I recently had a conversation with my sister about whether or not the highly gifted are narcissistic. The conversation only went so far as she had many people to cite that she knew who were “highly gifted” to base her opinion that the highly gifted were narcissistic on, while I, despite having friends who are physicists and various other advanced degrees, can honestly only point to less than a handful of people I have known who I would call highly gifted. Lots of people lots smarter than I am, but that is not such a high bar. The point is as WW makes: many claim to be highly gifted but almost all who so claim are not; only 0.1% of the population has an IQ of 145 or greater, by definition, and even accounting for the self-selection bias inherent in academic achievement, you won’t really meet up with too many of the world’s true sigma outliers. The very few I have known though have been pretty damn funny, down to earth, and pretty wide ranging in their intellectual curiosity. I’ve felt honored to know them. But anecdotes aint worth much.

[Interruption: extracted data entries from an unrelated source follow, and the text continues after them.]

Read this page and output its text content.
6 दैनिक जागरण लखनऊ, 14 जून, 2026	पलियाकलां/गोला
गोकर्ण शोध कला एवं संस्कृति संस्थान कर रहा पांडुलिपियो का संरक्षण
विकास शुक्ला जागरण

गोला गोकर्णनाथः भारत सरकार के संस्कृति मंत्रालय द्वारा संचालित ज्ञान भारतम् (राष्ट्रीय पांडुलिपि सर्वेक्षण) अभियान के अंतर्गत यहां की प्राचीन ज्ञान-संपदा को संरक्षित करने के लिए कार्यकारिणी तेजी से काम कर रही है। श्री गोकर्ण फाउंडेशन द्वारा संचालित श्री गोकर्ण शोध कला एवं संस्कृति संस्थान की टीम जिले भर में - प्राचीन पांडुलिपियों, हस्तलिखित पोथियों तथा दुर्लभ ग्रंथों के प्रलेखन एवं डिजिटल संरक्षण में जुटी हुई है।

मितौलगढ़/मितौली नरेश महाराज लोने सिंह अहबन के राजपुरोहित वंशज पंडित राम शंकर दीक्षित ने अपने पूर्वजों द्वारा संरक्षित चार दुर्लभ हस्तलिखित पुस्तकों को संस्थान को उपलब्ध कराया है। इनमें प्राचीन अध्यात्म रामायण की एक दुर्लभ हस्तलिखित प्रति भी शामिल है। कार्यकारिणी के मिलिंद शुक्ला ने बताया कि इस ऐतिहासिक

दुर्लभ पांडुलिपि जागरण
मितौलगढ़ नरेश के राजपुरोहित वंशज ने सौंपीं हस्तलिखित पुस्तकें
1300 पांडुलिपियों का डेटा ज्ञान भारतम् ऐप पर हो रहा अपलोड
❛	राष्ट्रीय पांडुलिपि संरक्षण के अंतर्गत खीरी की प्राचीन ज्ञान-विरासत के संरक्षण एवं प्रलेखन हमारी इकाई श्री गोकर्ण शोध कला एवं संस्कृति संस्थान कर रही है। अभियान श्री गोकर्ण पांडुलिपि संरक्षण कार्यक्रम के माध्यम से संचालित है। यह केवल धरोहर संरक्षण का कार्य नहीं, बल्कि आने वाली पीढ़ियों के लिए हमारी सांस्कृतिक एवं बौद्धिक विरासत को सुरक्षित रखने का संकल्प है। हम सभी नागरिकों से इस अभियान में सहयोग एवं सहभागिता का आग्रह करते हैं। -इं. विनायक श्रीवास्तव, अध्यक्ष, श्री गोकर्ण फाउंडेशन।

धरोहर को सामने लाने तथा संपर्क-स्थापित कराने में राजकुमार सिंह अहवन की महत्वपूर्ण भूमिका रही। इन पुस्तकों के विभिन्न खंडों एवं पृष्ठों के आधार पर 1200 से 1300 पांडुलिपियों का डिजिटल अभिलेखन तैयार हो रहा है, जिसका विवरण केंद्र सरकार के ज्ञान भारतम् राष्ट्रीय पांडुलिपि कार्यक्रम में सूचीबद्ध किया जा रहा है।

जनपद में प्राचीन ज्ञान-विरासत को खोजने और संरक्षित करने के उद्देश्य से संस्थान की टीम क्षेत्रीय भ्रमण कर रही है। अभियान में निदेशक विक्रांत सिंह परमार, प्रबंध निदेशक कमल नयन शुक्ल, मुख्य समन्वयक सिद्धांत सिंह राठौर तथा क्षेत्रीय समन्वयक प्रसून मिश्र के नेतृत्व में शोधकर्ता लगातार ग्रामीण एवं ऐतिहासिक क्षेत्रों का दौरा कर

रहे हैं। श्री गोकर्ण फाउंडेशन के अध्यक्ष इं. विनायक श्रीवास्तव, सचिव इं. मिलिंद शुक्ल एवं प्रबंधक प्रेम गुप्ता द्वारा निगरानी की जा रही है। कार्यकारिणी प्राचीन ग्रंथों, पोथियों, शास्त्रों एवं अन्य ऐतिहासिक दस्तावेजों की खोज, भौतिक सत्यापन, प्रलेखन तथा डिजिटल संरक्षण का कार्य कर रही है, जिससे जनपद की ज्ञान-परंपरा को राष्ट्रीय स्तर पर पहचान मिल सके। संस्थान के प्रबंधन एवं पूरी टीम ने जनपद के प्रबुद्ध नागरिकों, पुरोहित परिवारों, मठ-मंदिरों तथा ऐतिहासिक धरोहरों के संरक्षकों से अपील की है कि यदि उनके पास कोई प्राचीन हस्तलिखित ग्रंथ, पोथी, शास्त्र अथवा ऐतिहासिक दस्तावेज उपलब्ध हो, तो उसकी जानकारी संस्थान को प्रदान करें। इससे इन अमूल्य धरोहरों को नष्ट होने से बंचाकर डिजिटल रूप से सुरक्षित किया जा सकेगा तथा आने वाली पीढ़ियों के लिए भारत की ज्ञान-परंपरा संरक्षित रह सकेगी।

On preview - Shagnasty’s Principle it is!

Which IQ test is it that only goes up to 150, again?

I’m not sure what you’re asking, Malleus, Incus, Stapes!. Are you claiming that you heard of this test with a maximum of 150 sometime years ago in your reading? Are you claiming that you heard it discussed on the SDMB at some point? Are you claiming that someone in this thread mentioned it? What are you talking about precisely?